There are different ways of financial reporting which is why certain pitfalls are experienced. There are technical and ethical pitfalls(remember Enron?).
There are two ways that financial reports are standardized:
- The GAAP(Generally Accepted Accounting Principles). America uses this system and no one else.
- The IFRS(International Financial Reporting Standards). This standard is used by more than 110 countries worldwide, including Canada, India, Australia, and China.
These differences have real-world consequences.
A good example is British company, Cadbury. Just before the U.S. firm Kraft bought it, it reported IFRS based profits of $690 million. Under the GAAP those profits only amounted to $594 million.
Cadbury also had a GAAP based return on equity of 9% while IFRS reported it at 14%.
Financial reporting is important for three reasons:
- It is mandatory by law for tax purposes.
- It gives investors, creditors and other businesses a glimpse of the integrity and creditworthiness of your company.
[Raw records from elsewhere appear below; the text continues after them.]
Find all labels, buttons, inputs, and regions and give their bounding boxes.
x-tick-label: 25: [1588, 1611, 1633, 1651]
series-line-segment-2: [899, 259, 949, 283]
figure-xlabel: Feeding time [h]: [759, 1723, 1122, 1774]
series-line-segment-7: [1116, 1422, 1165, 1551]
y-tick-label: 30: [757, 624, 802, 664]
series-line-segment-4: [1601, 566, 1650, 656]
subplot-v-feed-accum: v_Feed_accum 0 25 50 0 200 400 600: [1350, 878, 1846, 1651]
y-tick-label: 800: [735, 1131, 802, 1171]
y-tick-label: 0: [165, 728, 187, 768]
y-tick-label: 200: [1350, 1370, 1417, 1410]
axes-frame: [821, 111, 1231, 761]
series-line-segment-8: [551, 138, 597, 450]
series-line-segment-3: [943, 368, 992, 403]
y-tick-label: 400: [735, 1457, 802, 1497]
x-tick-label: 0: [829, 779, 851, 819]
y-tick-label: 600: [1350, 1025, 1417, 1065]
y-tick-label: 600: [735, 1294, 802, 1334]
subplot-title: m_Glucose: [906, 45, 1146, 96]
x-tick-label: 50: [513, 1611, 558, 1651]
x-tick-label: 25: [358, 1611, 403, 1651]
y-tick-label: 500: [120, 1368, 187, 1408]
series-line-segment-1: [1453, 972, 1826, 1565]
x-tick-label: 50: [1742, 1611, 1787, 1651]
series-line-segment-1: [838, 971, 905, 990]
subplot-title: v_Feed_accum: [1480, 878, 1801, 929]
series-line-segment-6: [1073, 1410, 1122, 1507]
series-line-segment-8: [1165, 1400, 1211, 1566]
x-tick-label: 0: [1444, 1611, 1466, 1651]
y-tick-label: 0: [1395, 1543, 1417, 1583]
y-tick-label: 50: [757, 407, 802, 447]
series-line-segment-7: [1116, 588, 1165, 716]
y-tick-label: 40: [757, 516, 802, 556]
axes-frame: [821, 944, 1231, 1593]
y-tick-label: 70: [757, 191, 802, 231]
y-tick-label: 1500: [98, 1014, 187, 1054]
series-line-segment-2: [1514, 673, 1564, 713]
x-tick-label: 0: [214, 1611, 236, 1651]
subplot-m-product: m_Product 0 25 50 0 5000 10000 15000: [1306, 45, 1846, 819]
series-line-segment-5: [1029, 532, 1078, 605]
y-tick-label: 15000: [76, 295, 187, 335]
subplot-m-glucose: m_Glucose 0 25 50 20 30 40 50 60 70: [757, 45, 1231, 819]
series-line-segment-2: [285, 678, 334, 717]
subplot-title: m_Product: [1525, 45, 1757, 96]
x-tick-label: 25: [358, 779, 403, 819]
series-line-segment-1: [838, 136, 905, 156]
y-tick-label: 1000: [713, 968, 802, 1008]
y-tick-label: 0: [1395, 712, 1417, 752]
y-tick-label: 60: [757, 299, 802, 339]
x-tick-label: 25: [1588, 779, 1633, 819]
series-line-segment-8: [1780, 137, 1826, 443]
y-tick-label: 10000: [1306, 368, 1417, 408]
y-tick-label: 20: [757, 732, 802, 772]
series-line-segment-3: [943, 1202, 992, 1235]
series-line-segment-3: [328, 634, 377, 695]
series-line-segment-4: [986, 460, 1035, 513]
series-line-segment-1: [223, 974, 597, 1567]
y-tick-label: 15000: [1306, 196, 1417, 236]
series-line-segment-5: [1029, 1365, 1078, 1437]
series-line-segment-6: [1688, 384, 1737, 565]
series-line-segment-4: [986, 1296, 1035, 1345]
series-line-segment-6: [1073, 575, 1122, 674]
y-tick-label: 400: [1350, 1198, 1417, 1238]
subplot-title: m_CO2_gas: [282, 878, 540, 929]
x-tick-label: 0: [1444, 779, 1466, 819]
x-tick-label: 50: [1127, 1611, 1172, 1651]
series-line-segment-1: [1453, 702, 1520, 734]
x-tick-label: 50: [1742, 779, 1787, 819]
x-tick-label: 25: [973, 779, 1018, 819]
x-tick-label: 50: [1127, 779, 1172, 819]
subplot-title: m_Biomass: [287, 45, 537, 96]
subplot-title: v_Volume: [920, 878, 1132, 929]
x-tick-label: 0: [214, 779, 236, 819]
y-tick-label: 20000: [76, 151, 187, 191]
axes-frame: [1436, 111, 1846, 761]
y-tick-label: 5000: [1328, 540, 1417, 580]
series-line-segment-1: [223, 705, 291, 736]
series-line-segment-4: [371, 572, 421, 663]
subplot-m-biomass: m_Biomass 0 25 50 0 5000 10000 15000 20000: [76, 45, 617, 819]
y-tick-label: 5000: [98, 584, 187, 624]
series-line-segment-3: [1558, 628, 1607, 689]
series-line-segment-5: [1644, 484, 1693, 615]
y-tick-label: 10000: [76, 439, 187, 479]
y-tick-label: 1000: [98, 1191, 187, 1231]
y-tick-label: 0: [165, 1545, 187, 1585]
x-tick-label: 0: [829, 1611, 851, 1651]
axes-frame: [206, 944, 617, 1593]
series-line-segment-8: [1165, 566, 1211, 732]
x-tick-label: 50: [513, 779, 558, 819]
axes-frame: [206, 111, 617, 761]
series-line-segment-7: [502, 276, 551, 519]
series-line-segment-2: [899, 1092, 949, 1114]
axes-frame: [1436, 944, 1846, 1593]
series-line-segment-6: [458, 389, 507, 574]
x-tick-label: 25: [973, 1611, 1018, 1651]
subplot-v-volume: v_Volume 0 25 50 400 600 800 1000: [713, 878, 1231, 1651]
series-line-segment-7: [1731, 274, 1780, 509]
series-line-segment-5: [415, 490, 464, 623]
- It provides important information for making business decisions like whether you should open a new location or not.
The gov’t uses these reports to ensure that you are paying the right taxes. If financial reports were not legal requirements, most companies would be using management dashboards instead.
This has resulted in an industry of auditing firms like the top 4 of KPMG, PWC, Ernst & Young and Deloitte. Auditing is also a legal requirement.
There are a series of laws known as Sarbanes-Oxley which has resulted in more legal cooperation within the world of financial reporting. The laws were made to prevent another Enron-like situation from happening.
Financial reports should be made as accurate as possible. Any management report that is based on inaccurate data would be founded on a shaky foundation. Your company can run into trouble when you opt for legacy methods of doing financial reports.
Financial reporting is here to stay, it will be around as long as companies are making and spending money. Taxes are not going to disappear anytime soon.